Mountaineer, writer and public speaker
Stephen Venables is a writer, broadcaster and public speaker. He is also one of the best known mountaineers of his generation and was the first Briton to climb Everest without supplementary oxygen.
That epic 1988 climb was by a new route up the Kangshung Face the biggest face on Everest with a four man Anglo-American-Canadian team. This was the first time such a small team had tackled such a route this hard on Everest, without Sherpa support or oxygen. Stephen reached the summit alone, seven weeks after first setting foot on the face. Caught out by darkness, he was then forced to spend the night in the open, without shelter, food, or drink, at 28,000 feet above sea level a new record for a solo bivouac. It was not until morning he could rejoin his companions (who had not reached the summit) to make a retreat down the mountain, concluding a journey which the world-renowned mountaineer Reinhold Messner described as 'perhaps the most adventurous expedition in Everest's history'.

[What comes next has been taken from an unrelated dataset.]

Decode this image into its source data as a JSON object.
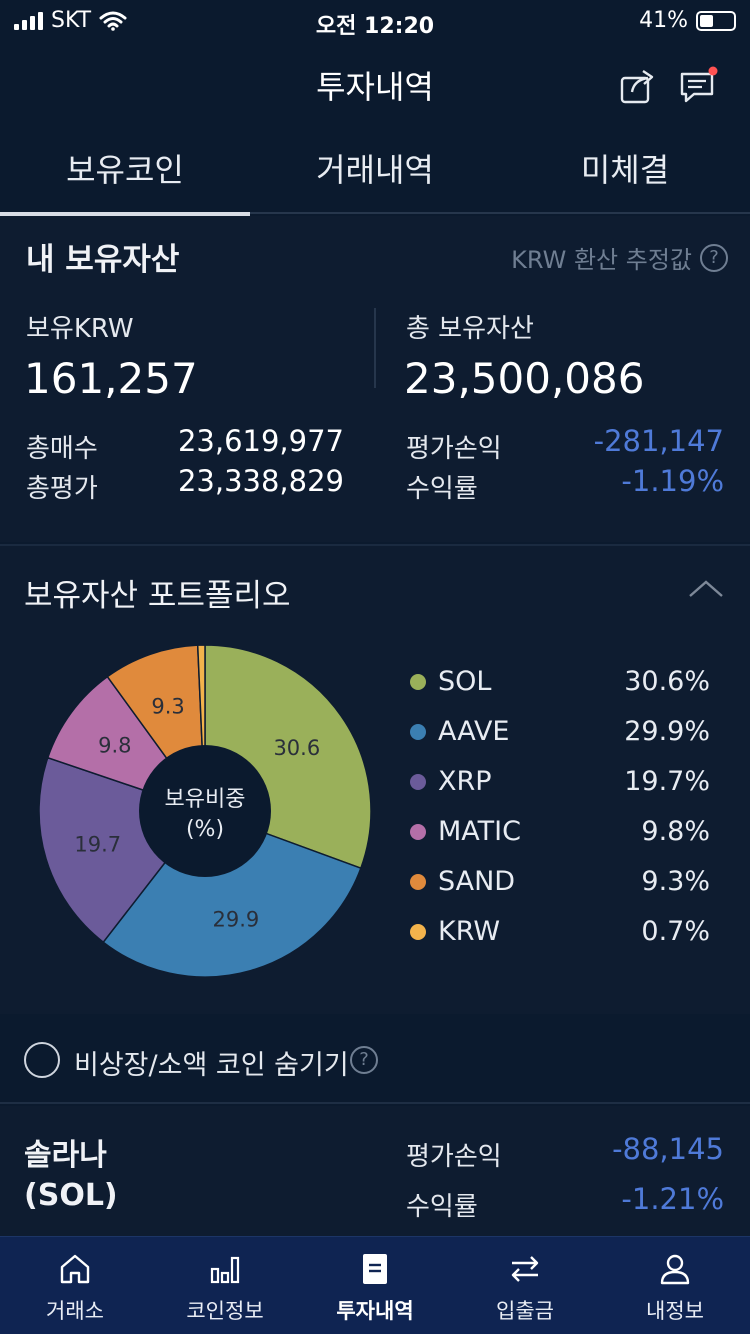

During his career Stephen has travelled right through the Himalaya, from Afghanistan to Tibet, making first ascents of many previously unknown mountains. His adventures have also taken him to the Rockies, the Andes, Antarctica, South Georgia, South Africa, East Africa, and of course the European Alps, where he has climbed and skied for over forty years.
The stories of his travels have captivated his audiences ranging from schools and theatres to corporate conferences all over the world. Past clients include Accenture, BP, BlackRock, Boots, Liffe, Masterfoods, Ove Arup, Price Waterhouse Coopers, Shell, Stryker & Zurich. Your pace and pitch were spot on. BlackRock.
Stephen has also appeared in television documentaries for BBC, National Geographic and ITV. He has presented for Radio 4 and appeared in the IMAX movie Shackletons Antarctic Adventure. He recently had his first experience behind the camera, filming Ranulph Fiennes for ITN News. In 2009 he was asked to write the initial treatment and shooting script for the first ever IMAX film on the Alps.
He has also written for all the London broadsheet newspapers, covering exploration and adventure, as well as more diverse subjects such as gardening, transport, sculpture and music. His first book in 1986, 'Painted Mountains', won the prestigious Boardman Tasker Prize for Mountain Literature. Sir Chris Bonington, called it an absolute delight. He later helped save Venables life on Panch Chuli during an epic escape related in 'A Slender Thread'. In all Stephen has published twelve books. Reviewing the most recent, 'Higher than the Eagle Soars', the Sunday Times wrote, 'the story of his descent after a night spent near the top [of Everest] is both harrowing and deeply moving'. Closer to home, his book 'Ollie' about his son's struggle with autism and leukaemia, was on the Sunday Times bestseller list.
Stephen is a past president of the world's oldest mountaineering organisation, The Alpine Club, and of the South Georgia Association. He has an Honorary Doctorate from Sheffield Hallam University and, in addition to the Boardman Tasker Prize, his books have won awards at the Banff International Mountain Festival. He is one of only four British mountaineers to have been awarded the international King Albert Mountain medal.
Keen both to find new challenges and to settle unfinished business, over the last few years Stephen has led and co-led a series of expeditions to Antarctica and South Georgia, in collaboration with Skip Novak's famous high latitudes yacht Pelagic Australis. He was particularly thrilled in 2016 to succeed after several unsuccessful attempts in making first ascents of two previously unclimbed peaks on South Georgia which he had had his eyes on for twenty-seven years. Further expeditions are planned for 2017 and 2018.